Dounia began by teaching the children about Ramadan. She explained that it is a time for self-reflection- to think about your life, what you are doing well, and what you could improve upon. She explained that it is a time to make promises to yourself about things that you might try to change, to do good deeds, to help those who are in need, and to consider people who are less fortunate (those who are hungry, without family, etc). The children were very interested in hearing about Ramadan, and considering what it would be like to go all day without food. When it was time to begin cooking, Dounia began by expertly mixing whole wheat flour, salt, yeast, oil, and water together, without the need for measuring devices, until the mixture reached the desired consistency. She allowed the mixture to rest for about fifteen minutes until the dough had risen and divided it into equal portions (so each child could have one ball of bread dough).
Then, she taught the children how to carefully roll their ball of dough into eight inch circles (full moons!). Several of the children aptly remarked to Dounia that she was "a good teacher."
Then it was time for the children to try.
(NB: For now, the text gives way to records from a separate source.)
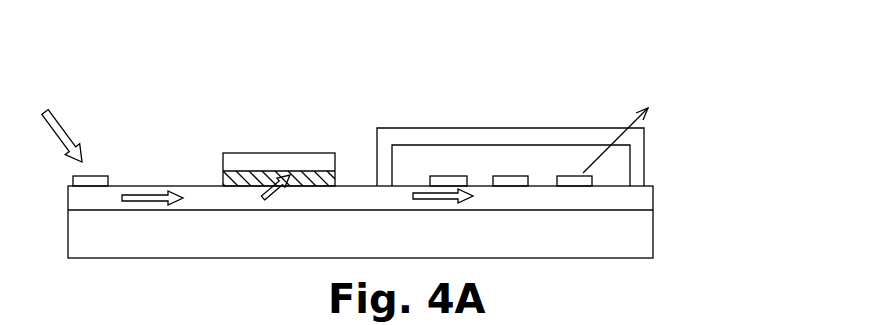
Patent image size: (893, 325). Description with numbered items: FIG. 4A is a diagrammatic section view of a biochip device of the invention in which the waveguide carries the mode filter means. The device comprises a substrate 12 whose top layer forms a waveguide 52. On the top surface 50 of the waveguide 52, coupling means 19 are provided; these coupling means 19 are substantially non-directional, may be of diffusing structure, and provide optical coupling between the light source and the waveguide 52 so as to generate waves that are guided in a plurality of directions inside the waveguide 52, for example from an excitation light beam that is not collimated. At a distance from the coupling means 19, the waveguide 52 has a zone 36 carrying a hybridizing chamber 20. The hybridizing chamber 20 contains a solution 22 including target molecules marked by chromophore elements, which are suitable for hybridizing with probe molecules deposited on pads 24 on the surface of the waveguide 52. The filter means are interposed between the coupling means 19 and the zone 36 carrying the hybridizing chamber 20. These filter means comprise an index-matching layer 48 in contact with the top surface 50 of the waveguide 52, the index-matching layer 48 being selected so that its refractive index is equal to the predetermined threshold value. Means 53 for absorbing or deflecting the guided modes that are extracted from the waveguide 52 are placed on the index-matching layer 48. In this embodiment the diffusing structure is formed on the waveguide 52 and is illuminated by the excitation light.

The substrate 12 is at (643, 233).
The waveguide 52 is at (643, 197).
The top surface of the waveguide 50 is at (192, 185).
The coupling means 19 is at (100, 176).
The means for absorbing or deflecting the guided modes 53 is at (287, 158).
The index-matching layer 48 is at (333, 178).
The hybridizing chamber 20 is at (437, 138).
The solution 22 is at (532, 160).
The pads 24 is at (452, 181).
The zone of the waveguide carrying the hybridizing chamber 36 is at (586, 107).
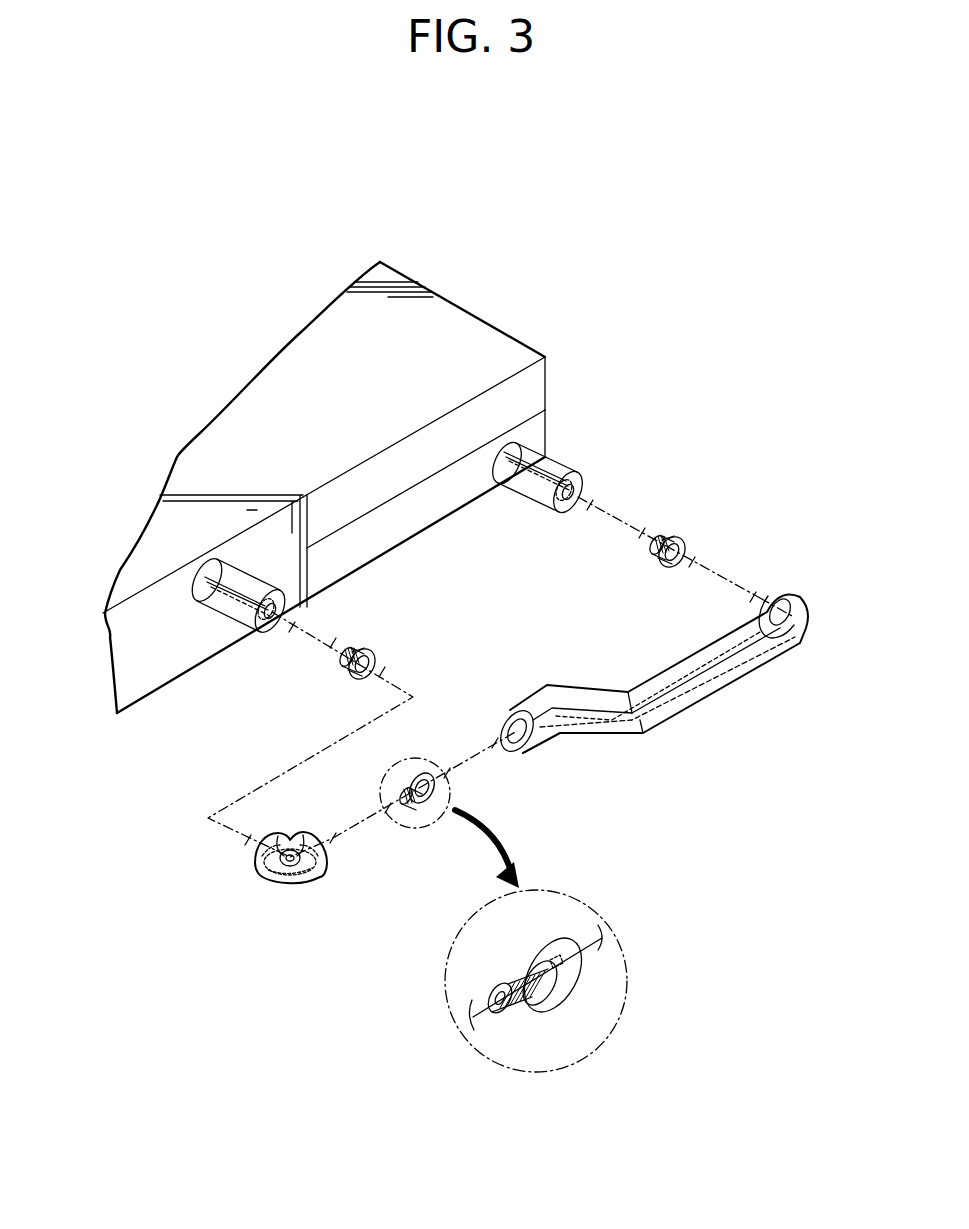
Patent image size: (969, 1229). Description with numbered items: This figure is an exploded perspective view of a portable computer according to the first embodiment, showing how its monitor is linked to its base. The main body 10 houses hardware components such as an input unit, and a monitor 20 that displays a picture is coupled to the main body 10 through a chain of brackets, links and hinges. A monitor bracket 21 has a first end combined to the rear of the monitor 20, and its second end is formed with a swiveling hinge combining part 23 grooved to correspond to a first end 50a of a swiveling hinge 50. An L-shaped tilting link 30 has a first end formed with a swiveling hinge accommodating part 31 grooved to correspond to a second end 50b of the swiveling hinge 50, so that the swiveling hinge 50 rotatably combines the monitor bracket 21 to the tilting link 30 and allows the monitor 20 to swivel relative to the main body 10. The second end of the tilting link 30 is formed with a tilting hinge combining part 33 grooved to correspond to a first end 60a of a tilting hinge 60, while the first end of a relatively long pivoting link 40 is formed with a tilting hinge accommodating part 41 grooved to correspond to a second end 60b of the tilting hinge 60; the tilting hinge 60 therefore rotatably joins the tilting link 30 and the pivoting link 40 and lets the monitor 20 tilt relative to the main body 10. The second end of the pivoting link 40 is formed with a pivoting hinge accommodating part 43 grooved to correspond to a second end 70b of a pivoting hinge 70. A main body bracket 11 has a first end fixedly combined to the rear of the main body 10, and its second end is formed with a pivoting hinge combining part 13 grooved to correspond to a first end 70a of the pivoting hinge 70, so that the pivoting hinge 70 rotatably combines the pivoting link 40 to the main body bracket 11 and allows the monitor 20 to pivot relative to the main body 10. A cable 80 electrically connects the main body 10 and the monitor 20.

The main body 10 is at (542, 432).
The main body bracket 11 is at (557, 463).
The pivoting hinge combining part 13 is at (583, 473).
The monitor 20 is at (545, 383).
The monitor bracket 21 is at (237, 625).
The swiveling hinge combining part 23 is at (270, 632).
The tilting link 30 is at (293, 890).
The swiveling hinge accommodating part 31 is at (260, 883).
The tilting hinge combining part 33 is at (320, 875).
The pivoting link 40 is at (670, 674).
The tilting hinge accommodating part 41 is at (527, 752).
The pivoting hinge accommodating part 43 is at (790, 585).
The swiveling hinge 50 is at (392, 618).
The first end of swiveling hinge 50a is at (353, 647).
The second end of swiveling hinge 50b is at (370, 652).
The tilting hinge 60 is at (503, 958).
The first end of tilting hinge 60a is at (516, 1012).
The second end of tilting hinge 60b is at (560, 1018).
The pivoting hinge 70 is at (703, 504).
The first end of pivoting hinge 70a is at (662, 530).
The second end of pivoting hinge 70b is at (688, 541).
The cable 80 is at (757, 595).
They absolutely loved rolling out the tender dough and shaping it into perfect orbs.
Once the dough had been formed, the children assembled to hear some Ramadan books, while our gracious volunteer busied herself with baking the kesra on a flat griddle pan until they were golden and brown.
The children dined on warm kesra, golden dates, and milk. Dounia explained that a conventional Ramadan fast is broken with the consumption of dates and milk to quickly restore blood sugar levels after the long hours of fasting (by providing food that is rich in calcium and potassium).
The children absolutely adored the kesra! In an amusing moment, one boy observed that the smell of the kesra reminded him of street vendors on the Pearl Street mall! In fact, we could barely keep up with the demand! No sooner would kesra come off the pan, have time to cool, and get cut into small pieces, then a child would report that the serving vessels were empty. It was hands down one of their favorite treats.
When the meal was complete, the children took home some kesra to share with their parents. One excited four year old girl proudly reported to her mother that "I love African food; it's delicious!"
In a world which is all too often marked by intolerance and ignorance of other cultures, it was particularly wonderful to see a young child beam with pride as he told his companions about being taught to make kesra by his grandmother during a trip to Africa, and have the opportunity to share an amazing culinary and cultural tradition with his appreciative and enamored friends. It was also an amazing opportunity for these young people to gain an understanding and appreciation of a different culture, and to learn about a beautiful celebration of the human desire to live, to love, and to serve others.